HyxR represses transcript of a key bacterial NO detoxification enzyme, HmpA, correlating with decreased nitrite detoxification in vitro. A. hmpA transcript levels were measured by qRT-PCR in the indicated strains +/− exposure to 3mM ASN for 1 h. Transcript levels are shown as relative fold change using the ΔΔ c(t) method and were normalized the expression of a control gene transcript (16S rRNA). P-values that reached significance are indicated as follows: * p-value < 0.05; ** p-value ≤ 0.01. Error bars represent standard deviation. Results are a composite of at least three independent experiments. B. Growth kinetics of UTI89/pTrc99a, Δhmp/pTrc99a, ΔhmpΔhyxR/pTrc99a, and ΔhmpΔhyxR/pTrc:hyxR in MES-LB (100 mM, pH 5.0) + 3 mM ASN. C. Growth kinetics of UTI89/pBAD33, Δhmp/pBAD33, and Δhmp/pBAD:hmp in MES-LB (100 mM, pH 5.0) + 500 µM ASN. D. Growth kinetics of UTI89/pTrc99a/pBAD33, ΔhyxR/pTrc99a/pBAD33, ΔhyxR/pTrc:hyxR/pBAD33, and ΔhyxR/pTrc:hyxR/pBAD:hmp in MES-LB (100 mM, pH 5.0) + 3 mM ASN.E. Experimental design and growth curve for the RNI detoxification assay. Growth was monitored for the duration of the experiment at indicated time-points.
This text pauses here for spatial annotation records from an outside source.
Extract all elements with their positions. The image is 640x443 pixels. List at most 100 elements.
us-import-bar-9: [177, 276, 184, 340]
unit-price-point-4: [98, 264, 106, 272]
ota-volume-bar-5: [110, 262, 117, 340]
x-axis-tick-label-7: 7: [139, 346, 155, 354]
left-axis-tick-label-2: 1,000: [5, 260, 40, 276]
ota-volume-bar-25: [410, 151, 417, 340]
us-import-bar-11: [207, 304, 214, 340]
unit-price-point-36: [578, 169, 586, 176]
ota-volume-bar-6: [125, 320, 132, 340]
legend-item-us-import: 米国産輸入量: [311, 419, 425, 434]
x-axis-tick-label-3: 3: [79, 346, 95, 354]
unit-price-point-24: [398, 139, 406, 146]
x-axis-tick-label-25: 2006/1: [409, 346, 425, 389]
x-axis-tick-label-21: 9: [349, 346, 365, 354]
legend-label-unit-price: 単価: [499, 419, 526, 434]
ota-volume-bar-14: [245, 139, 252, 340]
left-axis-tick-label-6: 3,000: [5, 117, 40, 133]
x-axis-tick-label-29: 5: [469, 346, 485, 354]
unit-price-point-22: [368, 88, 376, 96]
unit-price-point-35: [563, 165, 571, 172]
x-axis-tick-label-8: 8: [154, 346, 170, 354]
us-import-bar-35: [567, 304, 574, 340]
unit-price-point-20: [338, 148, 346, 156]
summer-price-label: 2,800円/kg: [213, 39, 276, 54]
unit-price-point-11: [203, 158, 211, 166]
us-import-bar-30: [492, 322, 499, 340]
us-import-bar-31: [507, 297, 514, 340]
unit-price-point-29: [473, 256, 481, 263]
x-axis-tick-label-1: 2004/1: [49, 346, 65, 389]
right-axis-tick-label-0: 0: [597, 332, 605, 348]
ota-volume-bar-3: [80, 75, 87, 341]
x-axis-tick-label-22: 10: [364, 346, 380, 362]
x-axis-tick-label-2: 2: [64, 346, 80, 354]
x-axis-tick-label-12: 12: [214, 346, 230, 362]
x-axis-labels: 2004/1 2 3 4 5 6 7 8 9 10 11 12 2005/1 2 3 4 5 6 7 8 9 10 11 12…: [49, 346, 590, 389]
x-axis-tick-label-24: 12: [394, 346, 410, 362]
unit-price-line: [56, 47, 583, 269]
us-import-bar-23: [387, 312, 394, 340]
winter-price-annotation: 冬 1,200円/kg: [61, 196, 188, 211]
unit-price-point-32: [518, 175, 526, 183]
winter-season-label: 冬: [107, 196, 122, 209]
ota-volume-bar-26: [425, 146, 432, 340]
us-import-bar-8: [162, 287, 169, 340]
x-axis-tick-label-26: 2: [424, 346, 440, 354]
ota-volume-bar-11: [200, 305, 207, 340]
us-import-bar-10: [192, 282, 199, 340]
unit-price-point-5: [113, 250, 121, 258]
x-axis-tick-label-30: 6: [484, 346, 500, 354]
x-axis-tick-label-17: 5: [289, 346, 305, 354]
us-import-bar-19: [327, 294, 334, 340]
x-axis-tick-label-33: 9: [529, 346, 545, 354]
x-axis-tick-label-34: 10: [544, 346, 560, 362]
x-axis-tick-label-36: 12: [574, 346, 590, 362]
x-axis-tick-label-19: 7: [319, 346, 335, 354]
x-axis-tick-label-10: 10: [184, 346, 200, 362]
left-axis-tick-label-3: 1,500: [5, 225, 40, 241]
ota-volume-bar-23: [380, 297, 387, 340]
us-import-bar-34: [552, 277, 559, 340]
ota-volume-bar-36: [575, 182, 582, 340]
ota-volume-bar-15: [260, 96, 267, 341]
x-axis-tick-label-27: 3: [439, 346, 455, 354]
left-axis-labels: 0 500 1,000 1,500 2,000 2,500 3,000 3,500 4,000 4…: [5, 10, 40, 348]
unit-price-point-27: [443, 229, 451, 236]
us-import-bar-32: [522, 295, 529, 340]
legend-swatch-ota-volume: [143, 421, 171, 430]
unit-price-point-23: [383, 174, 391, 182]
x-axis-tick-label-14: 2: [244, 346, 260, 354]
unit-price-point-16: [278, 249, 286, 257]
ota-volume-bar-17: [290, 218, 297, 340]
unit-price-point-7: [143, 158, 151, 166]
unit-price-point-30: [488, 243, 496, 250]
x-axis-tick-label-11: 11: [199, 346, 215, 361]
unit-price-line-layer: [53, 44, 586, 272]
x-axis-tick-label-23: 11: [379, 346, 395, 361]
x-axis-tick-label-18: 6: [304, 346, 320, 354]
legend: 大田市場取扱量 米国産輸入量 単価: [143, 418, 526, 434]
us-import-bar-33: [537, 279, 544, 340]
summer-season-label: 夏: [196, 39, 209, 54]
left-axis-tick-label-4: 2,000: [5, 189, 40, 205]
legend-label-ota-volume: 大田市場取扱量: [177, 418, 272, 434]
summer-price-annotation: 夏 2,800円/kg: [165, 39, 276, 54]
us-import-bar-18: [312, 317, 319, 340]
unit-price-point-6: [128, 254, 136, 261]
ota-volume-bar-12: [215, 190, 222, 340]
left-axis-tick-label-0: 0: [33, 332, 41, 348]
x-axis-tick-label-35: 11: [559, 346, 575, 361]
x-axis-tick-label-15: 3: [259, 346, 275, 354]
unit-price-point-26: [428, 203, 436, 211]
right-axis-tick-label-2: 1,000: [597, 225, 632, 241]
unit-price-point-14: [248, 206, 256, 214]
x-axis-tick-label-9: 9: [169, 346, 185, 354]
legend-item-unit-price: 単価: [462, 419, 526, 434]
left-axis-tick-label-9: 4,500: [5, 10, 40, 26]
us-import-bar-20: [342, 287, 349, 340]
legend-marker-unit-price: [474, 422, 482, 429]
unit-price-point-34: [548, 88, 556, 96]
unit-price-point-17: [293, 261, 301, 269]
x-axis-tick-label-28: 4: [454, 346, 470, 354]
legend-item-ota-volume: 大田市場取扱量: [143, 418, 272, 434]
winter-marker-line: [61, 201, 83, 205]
F. At T₀ (addition of ASN) and subsequent indicated times, aliquots of the cultures were taken, centrifuged to remove bacteria, and assayed for nitrite levels using Greiss Reagent. A sample of 500 µM ASN without bacteria (control) was included for reference. Results in Panels B, C, and D represent at least three independent experiments.

Figure 5

HyxR negatively regulates intracellular survival in macrophages through RNI-dependent and -independent mechanisms. A. Schematic diagram of the experimental design and treatment regimen. B. Bacterial titers at 24 h post infection. RAW 264.7 cells were pre-treated with 1 mM L-arginine, an NO precursor, or L-NAME, an iNOS-specific inhibitor 1 h prior to infection and for the duration of the experiment. Unless indicated otherwise, statistical comparisons are between UTI89/pTrc99a and all other strains within each treatment arm. Statistical significance indicated as follows: ns = not significant; * p-value < 0.05; ** p-value ≤ 0.01; *** p-value ≤ 0.001. C. Relative fitness of different strains under high NO conditions by assessing the ratio of the bacterial burden at 24 h for each strain between a high NO condition (L-arginine) and a low NO condition (L-NAME). D. Cell-free supernatant nitrite levels were measured from the supernatant of infected RAW 264.7 cells using Greiss Reagent (see Experimental Protocols for detailed methods). Unless indicated otherwise, statistical comparisons are between UTI89/pTrc99a and all other strains within each treatment arm. Asterisk (***) represents a p-value ≤ 0.001. E. Nitrite levels were measured from the supernatant of RAW 264.7 cells infected with heat-killed (80°C for 15 min) or arrested (inclusion of 20 µg ml⁻¹ chloramphenicol to inhibit protein synthesis) bacteria using Greiss Reagent. No comparisons reached statistical significance. Abbreviations: ND, not detected.

Figure 6

ExPEC actively suppresses NO production by IFN-activated macrophages, and HyxR negatively regulates intracellular survival in IFNγ-activated macrophages through RNI-dependent and -independent mechanisms. A. Schematic diagram of the experimental design and treatment regimen. B and C. Bacterial titers from 24 h RAW 264.7 cell infections. Cells were not treated (B) or treated with 1 ng ml-1 IFNγ (C) 18 h prior to infection. Unless indicated otherwise, statistical comparisons are between UTI89/pTrc99a and all other strains. Statistical significance indicated as follows: ns = not significant; * p-value < 0.05; ** p-value ≤ 0.01; *** p-value ≤ 0.001. Error bars indicate 1 standard deviation. D. Relative fitness of different strains in activated macrophages by assessing the ratio of the bacterial burden at 24 h for each strain between IFNγ-activated (C) and unactivated (B) macrophages. E. Nitrite levels were measured in the supernatant of infected RAW 264.7 cells using Greiss Reagent. Unless indicated otherwise, statistical comparisons are between UTI89/pTrc99a and all other strains within each treatment arm. Statistical significance indicated as follows: * p-value < 0.05; ** p-value ≤ 0.01; *** p-value ≤ 0.001. Error bars indicate standard deviation. Abbreviations: ND, not detected.